К вечеру, когда во всю уже трещит костёр,и в котелке кипит суп с тушёнкой, Евгений проносит пойманных хариусов, которых мы сразу же зажариваем.
Наутро мы снова в пути, в солнечной дымке большие береговые выступы - «прилавки» вдоль Енисея, похожие на ступени, между которыми петляет река. Тропинка, бегущая по знойным увалам вдоль Енисея, приводит нас к нашей последней стоянке. Родник спрятался в лесу. Евгения пристраивает березовый желобок, мы его очищаем, и светлая вода бежит прямо в котелок.

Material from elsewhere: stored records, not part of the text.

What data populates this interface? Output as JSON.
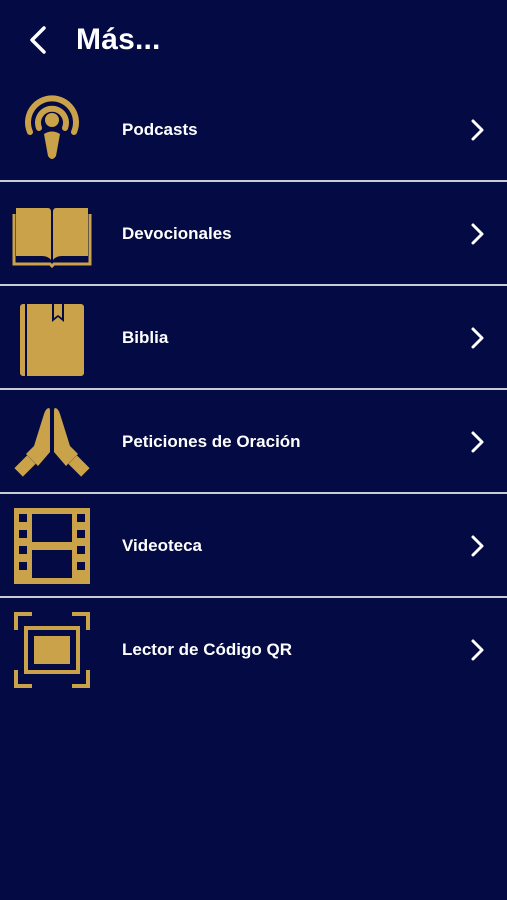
{
  "header": {
    "title": "Más...",
    "back_icon": "chevron-left-icon"
  },
  "colors": {
    "background": "#030a44",
    "accent": "#c9a24a",
    "divider": "#c9ccd8",
    "text": "#ffffff"
  },
  "menu": {
    "items": [
      {
        "label": "Podcasts",
        "icon": "podcast-icon"
      },
      {
        "label": "Devocionales",
        "icon": "open-book-icon"
      },
      {
        "label": "Biblia",
        "icon": "bible-bookmark-icon"
      },
      {
        "label": "Peticiones de Oración",
        "icon": "praying-hands-icon"
      },
      {
        "label": "Videoteca",
        "icon": "film-strip-icon"
      },
      {
        "label": "Lector de Código QR",
        "icon": "qr-scanner-icon"
      }
    ]
  }
}
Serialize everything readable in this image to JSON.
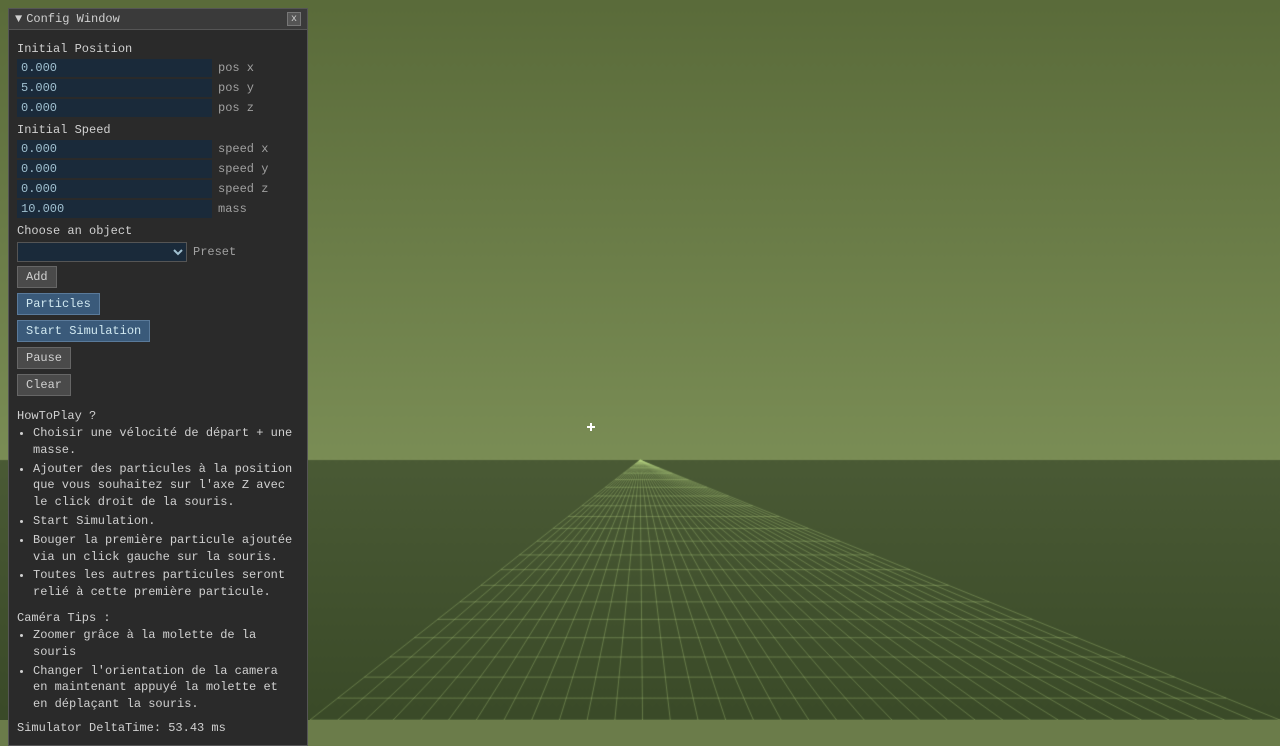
{
  "window": {
    "title": "Config Window",
    "close_label": "x"
  },
  "initial_position": {
    "label": "Initial Position",
    "pos_x": {
      "value": "0.000",
      "label": "pos x"
    },
    "pos_y": {
      "value": "5.000",
      "label": "pos y"
    },
    "pos_z": {
      "value": "0.000",
      "label": "pos z"
    }
  },
  "initial_speed": {
    "label": "Initial Speed",
    "speed_x": {
      "value": "0.000",
      "label": "speed x"
    },
    "speed_y": {
      "value": "0.000",
      "label": "speed y"
    },
    "speed_z": {
      "value": "0.000",
      "label": "speed z"
    }
  },
  "mass": {
    "value": "10.000",
    "label": "mass"
  },
  "choose_object": {
    "label": "Choose an object",
    "preset_label": "Preset",
    "options": [
      ""
    ]
  },
  "buttons": {
    "add": "Add",
    "particles": "Particles",
    "start_simulation": "Start Simulation",
    "pause": "Pause",
    "clear": "Clear"
  },
  "howtoplay": {
    "title": "HowToPlay ?",
    "items": [
      "Choisir une vélocité de départ + une masse.",
      "Ajouter des particules à la position que vous souhaitez sur l'axe Z avec le click droit de la souris.",
      "Start Simulation.",
      "Bouger la première particule ajoutée via un click gauche sur la souris.",
      "Toutes les autres particules seront relié à cette première particule."
    ]
  },
  "camera_tips": {
    "title": "Caméra Tips :",
    "items": [
      "Zoomer grâce à la molette de la souris",
      "Changer l'orientation de la camera en maintenant appuyé la molette et en déplaçant la souris."
    ]
  },
  "simulator": {
    "delta_label": "Simulator DeltaTime: 53.43 ms"
  }
}
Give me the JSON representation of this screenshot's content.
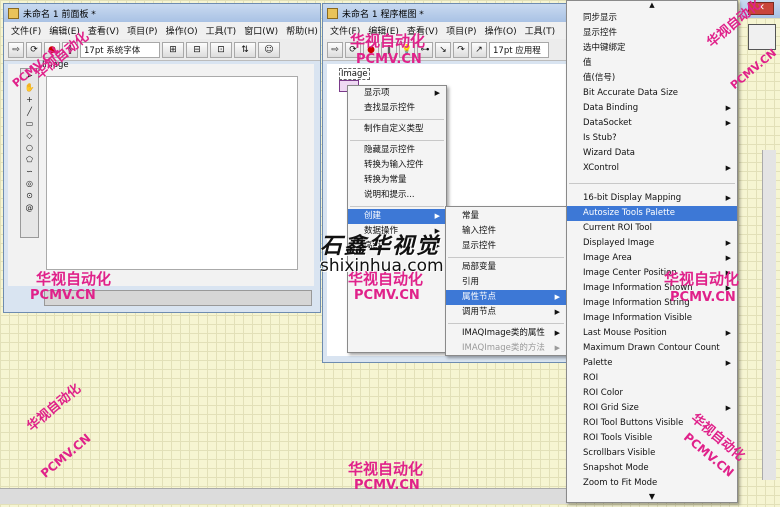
{
  "front_panel": {
    "title": "未命名 1 前面板 *",
    "menu": [
      "文件(F)",
      "编辑(E)",
      "查看(V)",
      "项目(P)",
      "操作(O)",
      "工具(T)",
      "窗口(W)",
      "帮助(H)"
    ],
    "font": "17pt 系统字体",
    "control_label": "Image"
  },
  "block_diagram": {
    "title": "未命名 1 程序框图 *",
    "menu": [
      "文件(F)",
      "编辑(E)",
      "查看(V)",
      "项目(P)",
      "操作(O)",
      "工具(T)"
    ],
    "font": "17pt 应用程",
    "terminal_label": "Image"
  },
  "context_menu": {
    "items": [
      {
        "label": "显示项",
        "submenu": true
      },
      {
        "label": "查找显示控件",
        "submenu": false
      },
      {
        "label": "制作自定义类型",
        "submenu": false
      },
      {
        "label": "隐藏显示控件",
        "submenu": false
      },
      {
        "label": "转换为输入控件",
        "submenu": false
      },
      {
        "label": "转换为常量",
        "submenu": false
      },
      {
        "label": "说明和提示...",
        "submenu": false
      },
      {
        "label": "创建",
        "submenu": true
      },
      {
        "label": "数据操作",
        "submenu": true
      },
      {
        "label": "高级",
        "submenu": true
      }
    ]
  },
  "create_menu": {
    "items": [
      {
        "label": "常量",
        "submenu": false
      },
      {
        "label": "输入控件",
        "submenu": false
      },
      {
        "label": "显示控件",
        "submenu": false
      },
      {
        "label": "局部变量",
        "submenu": false
      },
      {
        "label": "引用",
        "submenu": false
      },
      {
        "label": "属性节点",
        "submenu": true
      },
      {
        "label": "调用节点",
        "submenu": true
      },
      {
        "label": "IMAQImage类的属性",
        "submenu": true
      },
      {
        "label": "IMAQImage类的方法",
        "submenu": true
      }
    ]
  },
  "property_menu": {
    "items": [
      {
        "label": "同步显示",
        "submenu": false
      },
      {
        "label": "显示控件",
        "submenu": false
      },
      {
        "label": "选中键绑定",
        "submenu": false
      },
      {
        "label": "值",
        "submenu": false
      },
      {
        "label": "值(信号)",
        "submenu": false
      },
      {
        "label": "Bit Accurate Data Size",
        "submenu": false
      },
      {
        "label": "Data Binding",
        "submenu": true
      },
      {
        "label": "DataSocket",
        "submenu": true
      },
      {
        "label": "Is Stub?",
        "submenu": false
      },
      {
        "label": "Wizard Data",
        "submenu": false
      },
      {
        "label": "XControl",
        "submenu": true
      },
      {
        "label": "16-bit Display Mapping",
        "submenu": true
      },
      {
        "label": "Autosize Tools Palette",
        "submenu": false
      },
      {
        "label": "Current ROI Tool",
        "submenu": false
      },
      {
        "label": "Displayed Image",
        "submenu": true
      },
      {
        "label": "Image Area",
        "submenu": true
      },
      {
        "label": "Image Center Position",
        "submenu": true
      },
      {
        "label": "Image Information Shown",
        "submenu": true
      },
      {
        "label": "Image Information String",
        "submenu": false
      },
      {
        "label": "Image Information Visible",
        "submenu": false
      },
      {
        "label": "Last Mouse Position",
        "submenu": true
      },
      {
        "label": "Maximum Drawn Contour Count",
        "submenu": false
      },
      {
        "label": "Palette",
        "submenu": true
      },
      {
        "label": "ROI",
        "submenu": false
      },
      {
        "label": "ROI Color",
        "submenu": false
      },
      {
        "label": "ROI Grid Size",
        "submenu": true
      },
      {
        "label": "ROI Tool Buttons Visible",
        "submenu": false
      },
      {
        "label": "ROI Tools Visible",
        "submenu": false
      },
      {
        "label": "Scrollbars Visible",
        "submenu": false
      },
      {
        "label": "Snapshot Mode",
        "submenu": false
      },
      {
        "label": "Zoom to Fit Mode",
        "submenu": false
      }
    ]
  },
  "watermarks": {
    "cn": "华视自动化",
    "en": "PCMV.CN",
    "brand_cn": "石鑫华视觉",
    "brand_url": "shixinhua.com"
  },
  "colors": {
    "highlight": "#3d78d6",
    "watermark": "#e0218a",
    "desktop": "#f6f5d2"
  }
}
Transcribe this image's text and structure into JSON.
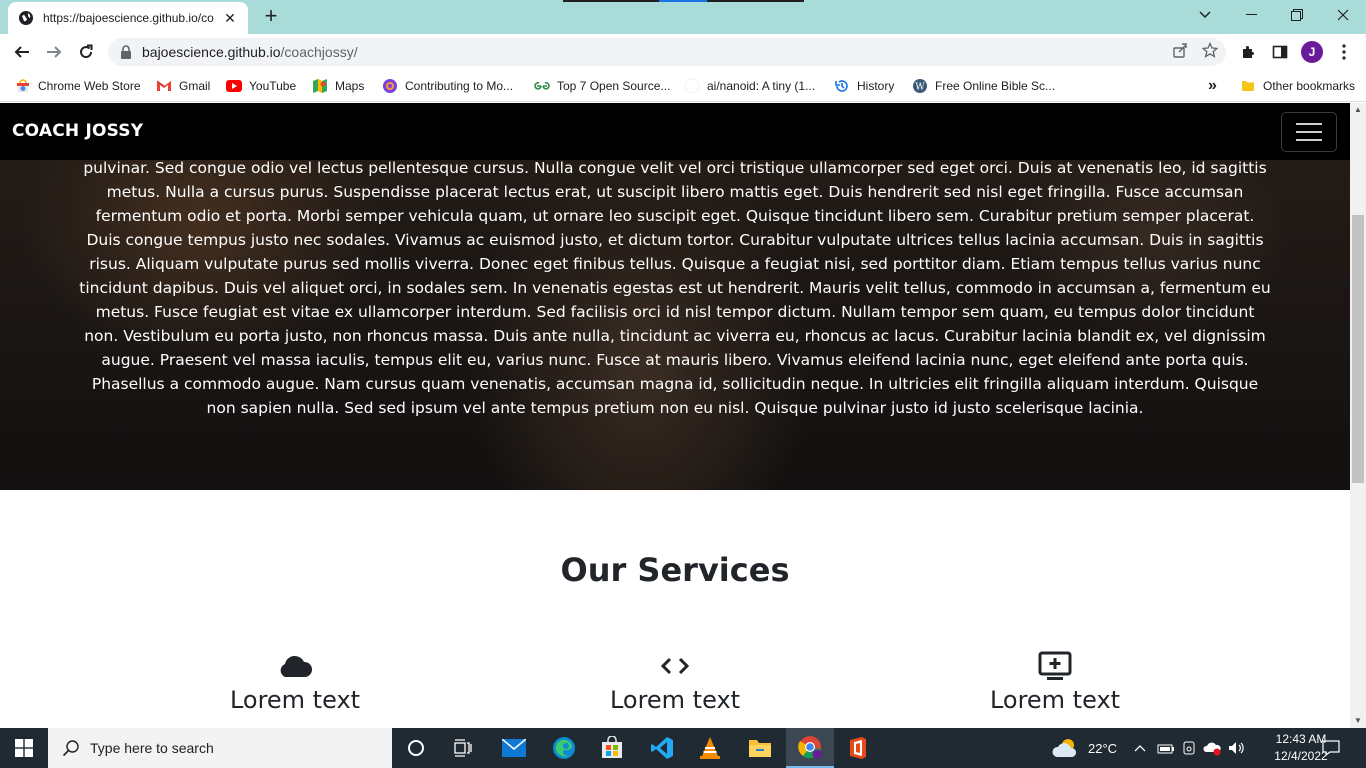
{
  "browser": {
    "tab": {
      "title": "https://bajoescience.github.io/co",
      "close_glyph": "✕"
    },
    "new_tab_glyph": "+",
    "address": {
      "host": "bajoescience.github.io",
      "path": "/coachjossy/"
    },
    "profile_initial": "J",
    "bookmarks": [
      {
        "label": "Chrome Web Store",
        "icon": "chrome-web-store-icon"
      },
      {
        "label": "Gmail",
        "icon": "gmail-icon"
      },
      {
        "label": "YouTube",
        "icon": "youtube-icon"
      },
      {
        "label": "Maps",
        "icon": "maps-icon"
      },
      {
        "label": "Contributing to Mo...",
        "icon": "firefox-icon"
      },
      {
        "label": "Top 7 Open Source...",
        "icon": "gfg-icon"
      },
      {
        "label": "ai/nanoid: A tiny (1...",
        "icon": "github-icon"
      },
      {
        "label": "History",
        "icon": "history-icon"
      },
      {
        "label": "Free Online Bible Sc...",
        "icon": "wordpress-icon"
      }
    ],
    "overflow_glyph": "»",
    "other_bookmarks": "Other bookmarks"
  },
  "page": {
    "brand": "COACH JOSSY",
    "hero_text": "pulvinar. Sed congue odio vel lectus pellentesque cursus. Nulla congue velit vel orci tristique ullamcorper sed eget orci. Duis at venenatis leo, id sagittis metus. Nulla a cursus purus. Suspendisse placerat lectus erat, ut suscipit libero mattis eget. Duis hendrerit sed nisl eget fringilla. Fusce accumsan fermentum odio et porta. Morbi semper vehicula quam, ut ornare leo suscipit eget. Quisque tincidunt libero sem. Curabitur pretium semper placerat. Duis congue tempus justo nec sodales. Vivamus ac euismod justo, et dictum tortor. Curabitur vulputate ultrices tellus lacinia accumsan. Duis in sagittis risus. Aliquam vulputate purus sed mollis viverra. Donec eget finibus tellus. Quisque a feugiat nisi, sed porttitor diam. Etiam tempus tellus varius nunc tincidunt dapibus. Duis vel aliquet orci, in sodales sem. In venenatis egestas est ut hendrerit. Mauris velit tellus, commodo in accumsan a, fermentum eu metus. Fusce feugiat est vitae ex ullamcorper interdum. Sed facilisis orci id nisl tempor dictum. Nullam tempor sem quam, eu tempus dolor tincidunt non. Vestibulum eu porta justo, non rhoncus massa. Duis ante nulla, tincidunt ac viverra eu, rhoncus ac lacus. Curabitur lacinia blandit ex, vel dignissim augue. Praesent vel massa iaculis, tempus elit eu, varius nunc. Fusce at mauris libero. Vivamus eleifend lacinia nunc, eget eleifend ante porta quis. Phasellus a commodo augue. Nam cursus quam venenatis, accumsan magna id, sollicitudin neque. In ultricies elit fringilla aliquam interdum. Quisque non sapien nulla. Sed sed ipsum vel ante tempus pretium non eu nisl. Quisque pulvinar justo id justo scelerisque lacinia.",
    "services_title": "Our Services",
    "services": [
      {
        "label": "Lorem text",
        "icon": "cloud-icon"
      },
      {
        "label": "Lorem text",
        "icon": "code-icon"
      },
      {
        "label": "Lorem text",
        "icon": "monitor-plus-icon"
      }
    ]
  },
  "taskbar": {
    "search_placeholder": "Type here to search",
    "weather": "22°C",
    "time": "12:43 AM",
    "date": "12/4/2022"
  }
}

С наполненными родниковой водой котлами, я возвращаюсь к стоянке. Здесь под сенью берез стоит избушка и стол - на самом крутом берегу. И вновь горит, на этот раз, последний, костер. Посреди стола колеблется на легком ночном ветру пламя свечи, а вокруг него - светлый круг, лица и глаза - в полутьме. Лежат уже заброшенные разноцветные рубашки игральных карт. Это первый раз - когда их достали из забытого богом кармана.
Ближе к ночи разражается гроза. Сверкают молнии, освещая русло Енисея неоновым светом. Сидя под тентом, мы считаем удары и километры. А потом сквозь стенку палатки я вижу, как пляшут отблески пламени, и сквозь шум воды доносятся до меня приглушённые голоса - это два Евгения разговаривают о политике и о вере.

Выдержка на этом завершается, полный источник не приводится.